Ekonomik çıkmazdan kurtulma yolları konuşulurken herkesin kullandığı önemli bir kelime var. Tasarruf. Herkesin dilinde bu kelime olmasına rağmen, sanki bu kelime başkalarına tavsiye edilmek üzere bulunan, kendimizi ilgilendirmeyen bir konu gibi davranmamızda bize özgü üzücü ve ümitsiz bir davranış biçimi.
Yollarımızda sürekli gördüğümüz özellikle siyah plakalı araçlardan bahsetmek istiyorum. Bunlar kamu hizmeti amacıyla kullanılan, kullanılması zorunlu araçlar. Hizmetin gereği mecburi. Ancak kesinlikle bu araçların yeniden değerlendirilmesi ve kullanım şartları, usulleri konusunun kesin hükümlere bağlanması, keyfiyetin önüne geçilmesi gerekiyor.
Geçenlerde Ege'de bir il milli eğitim müdürünün eşi ve çocuklarına tahsis ettiği araçla ilgili haberler kamuoyuna yansımıştı. Bu haberlere rağmen bir soruşturma geçirmediğine ve bir şey olmadığına göre bu haberler o ilin müdürünü yıpratmak için uydurulmuştu. Günahına girmeyip bu konuyu onun vicdanına havale edelim.
Bir kötü örnekten bahsetmek istiyorum. Zamanın Muğla Milli Eğitim Müdürü Pervin Töreye Türkiye tarihinde görülmemiş bir uygulama yapıldı. Eski ama afilli ve ayrıca benzinli bir Audi marka araç kullanımına verildi. Oysa Türkiye’de İl Milli Eğitim Müdürleri standart Toyota Corolla dizel araç kullanırlar. Demek ki bu hanımefendi o kadar önemli bir bürokrattı ki bu araç verildi. Ancak araç alındığı günden bu yana tam bir sanayi canavarı oldu. Arızalar, tamirler, faturalar. Neredeyse sanayiden çıkmadı. O kadar masraftan sonra nihayet kullananlara Audi’ye binme zevki yaşattı. Pervin Töreden sonraki İl Müdürü de bu aracı çok sevdi ve kullanmaya devam etti, ediyor.

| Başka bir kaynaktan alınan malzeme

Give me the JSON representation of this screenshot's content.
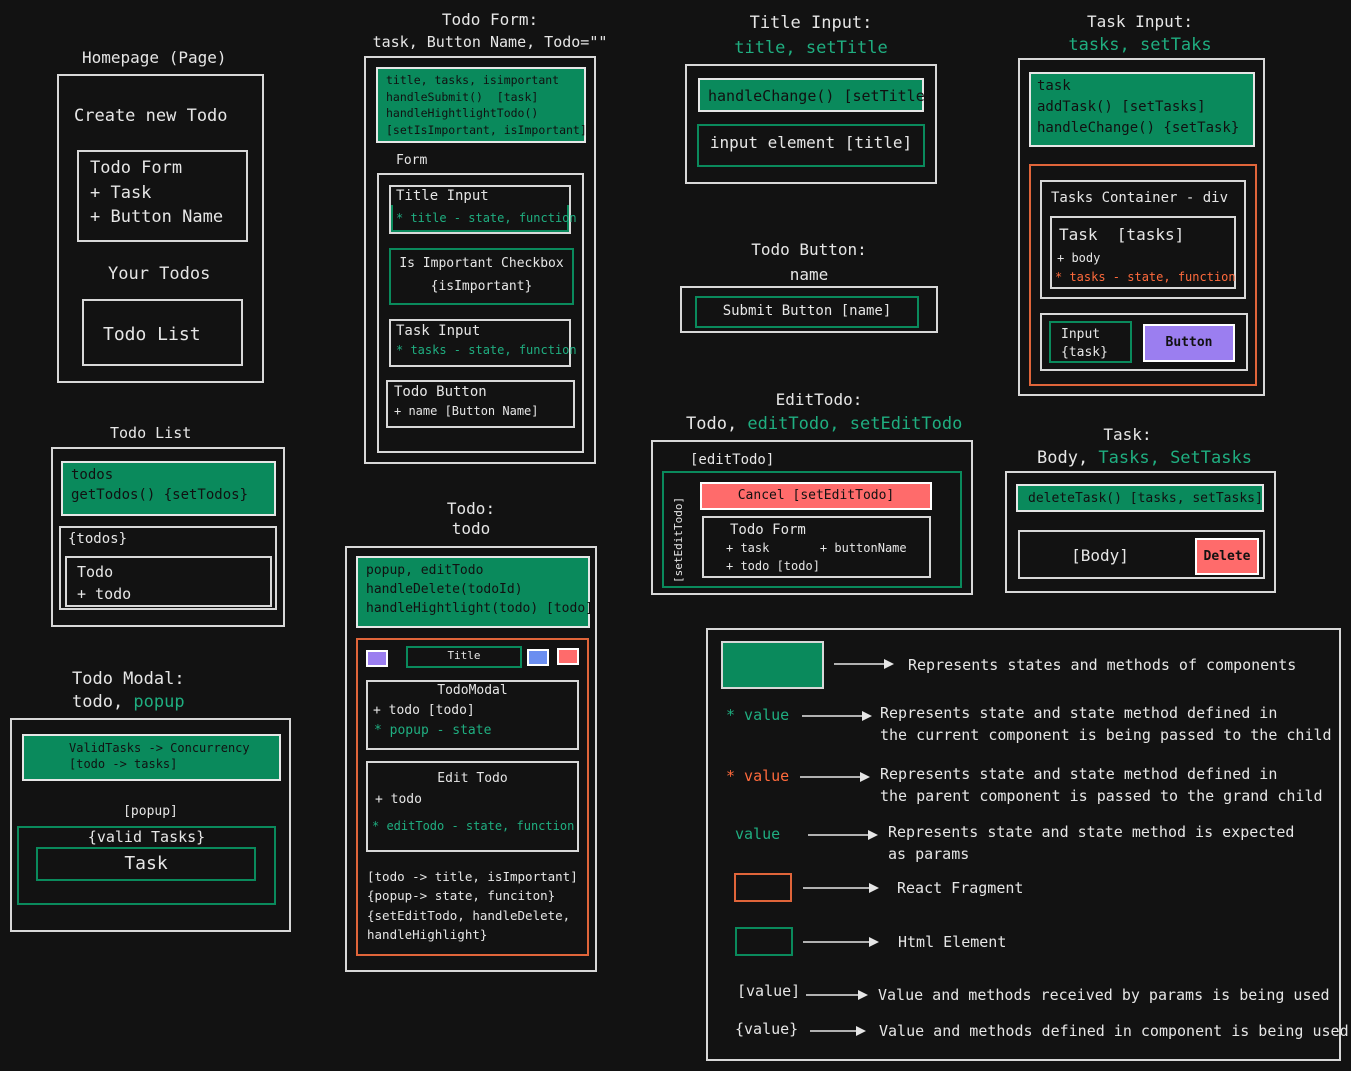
{
  "homepage": {
    "title": "Homepage (Page)",
    "create_label": "Create new Todo",
    "form_title": "Todo Form",
    "form_item1": "+ Task",
    "form_item2": "+ Button Name",
    "your_todos": "Your Todos",
    "list_label": "Todo List"
  },
  "todo_list": {
    "title": "Todo List",
    "state": "todos\ngetTodos() {setTodos}",
    "todos_label": "{todos}",
    "todo_title": "Todo",
    "todo_item": "+ todo"
  },
  "todo_modal": {
    "title": "Todo Modal:",
    "params_plain": "todo, ",
    "params_green": "popup",
    "state": "ValidTasks -> Concurrency\n[todo -> tasks]",
    "popup": "[popup]",
    "valid_tasks": "{valid Tasks}",
    "task": "Task"
  },
  "todo_form": {
    "title": "Todo Form:",
    "params": "task, Button Name, Todo=\"\"",
    "state": "title, tasks, isimportant\nhandleSubmit()  [task]\nhandleHightlightTodo()\n[setIsImportant, isImportant]",
    "form_label": "Form",
    "title_input": "Title Input",
    "title_input_sub": "* title - state, function",
    "checkbox": "Is Important Checkbox",
    "checkbox_sub": "{isImportant}",
    "task_input": "Task Input",
    "task_input_sub": "* tasks - state, function",
    "todo_button": "Todo Button",
    "todo_button_sub": "+ name [Button Name]"
  },
  "todo": {
    "title": "Todo:",
    "params": "todo",
    "state": "popup, editTodo\nhandleDelete(todoId)\nhandleHightlight(todo) [todo]",
    "title_label": "Title",
    "modal_title": "TodoModal",
    "modal_item": "+ todo [todo]",
    "modal_state": "* popup - state",
    "edit_title": "Edit Todo",
    "edit_item": "+ todo",
    "edit_state": "* editTodo - state, function",
    "notes": "[todo -> title, isImportant]\n{popup-> state, funciton}\n{setEditTodo, handleDelete,\nhandleHighlight}"
  },
  "title_input": {
    "title": "Title Input:",
    "params": "title, setTitle",
    "handler": "handleChange() [setTitle]",
    "element": "input element [title]"
  },
  "todo_button": {
    "title": "Todo Button:",
    "params": "name",
    "element": "Submit Button [name]"
  },
  "edit_todo": {
    "title": "EditTodo:",
    "params_plain": "Todo, ",
    "params_green": "editTodo, setEditTodo",
    "edit_label": "[editTodo]",
    "side_label": "[setEditTodo]",
    "cancel": "Cancel [setEditTodo]",
    "form_title": "Todo Form",
    "form_item1": "+ task       + buttonName",
    "form_item2": "+ todo [todo]"
  },
  "task_input": {
    "title": "Task Input:",
    "params": "tasks, setTaks",
    "state": "task\naddTask() [setTasks]\nhandleChange() {setTask}",
    "container": "Tasks Container - div",
    "task_title": "Task  [tasks]",
    "task_body": "+ body",
    "task_state": "* tasks - state, function",
    "input": "Input\n{task}",
    "button": "Button"
  },
  "task": {
    "title": "Task:",
    "params_plain": "Body, ",
    "params_green": "Tasks, SetTasks",
    "state": "deleteTask() [tasks, setTasks]",
    "body": "[Body]",
    "delete": "Delete"
  },
  "legend": {
    "row1": "Represents states and methods of components",
    "row2_key": "* value",
    "row2": "Represents state and state method defined in\nthe current component is being passed to the child",
    "row3_key": "* value",
    "row3": "Represents state and state method defined in\nthe parent component is passed to the grand child",
    "row4_key": "value",
    "row4": "Represents state and state method is expected\nas params",
    "row5": "React Fragment",
    "row6": "Html Element",
    "row7_key": "[value]",
    "row7": "Value and methods received by params is being used",
    "row8_key": "{value}",
    "row8": "Value and methods defined in component is being used"
  },
  "colors": {
    "green": "#0a8a5c",
    "green_text": "#1fae80",
    "orange": "#e0653a",
    "red": "#ff6b6b",
    "purple": "#9b7ef0",
    "blue": "#6b8ef0",
    "background": "#121212"
  }
}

Bugünkü konumuza dönecek olursak müdür beyin kullandığı Audi eski olması ve yüksek motor gücü nedeniyle yakıtı içmeyi bırakın sömürüyor. Kullanıp denemediğim için bilmiyorum. Ancak bilenler şehir içinde 15 lt, şehirler arasında ise 10 litrenin altına düşmeyeceğini söylediler. Bir hesap yaptım. Audi giderken her km ye 5 lira bırakarak gidiyor. Ama Audi, yakışır. Milli Eğitim Müdürlüğünün başka aracı yok mu ? Tabiki var. Bütün İl Müdürlerinin kullandığı Toyota Corollalar var. Diğer tepki toplayan uygulama ise bir çok etkinliğe iki makam aracıyla gidilmesi. Yani bırakın tasarruf yapılmasını Audi marka makam aracında il milli eğitim müdürü diğer milli eğitimin makam aracında ise fotoğrafçı gibi diğer personeller. Yani çok yakan ve sanayiden çıkmayan Auidi Makam aracı ile kalınmıyor bir de her yere iki tane makam aracıyla gidiliyor. Tasarruf mu yoksa şatafat mı önemli ?

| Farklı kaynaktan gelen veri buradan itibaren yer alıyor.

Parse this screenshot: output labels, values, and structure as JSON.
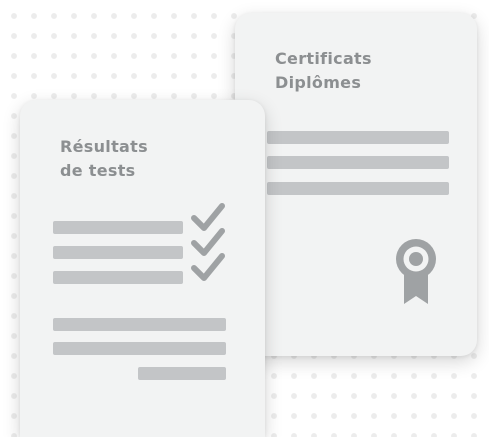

Şimdi soru şu ? Topluma tasarruf derken örnek olması gereken en önemli mesleklerden birisi nedir ? Öğretmenler. Yani Öğretmenleri yöneten Müdürler. Bir kanun olması, yada bir yönergeyle yasaklanması yada bu aracın elinden alınması beklenmeden bu müdürün bu araç milletin üzerine bir yük, bunu kullanmayalım demesini beklemek saflık mı olur ? Sanırım öyle olur.
Ben vergimle bu aracın yakıtını karşılamak istemiyorum. Bu araca binmeye devam edene hakkımı helal etmiyorum. Milli Eğitim Bakanı Sayın Yusuf Tekinin hassasiyetini biliyorum. Devlette tasarrufa, makam ve hizmet araçlarında suistimallerin önlenmesine bu araçla başlayalım.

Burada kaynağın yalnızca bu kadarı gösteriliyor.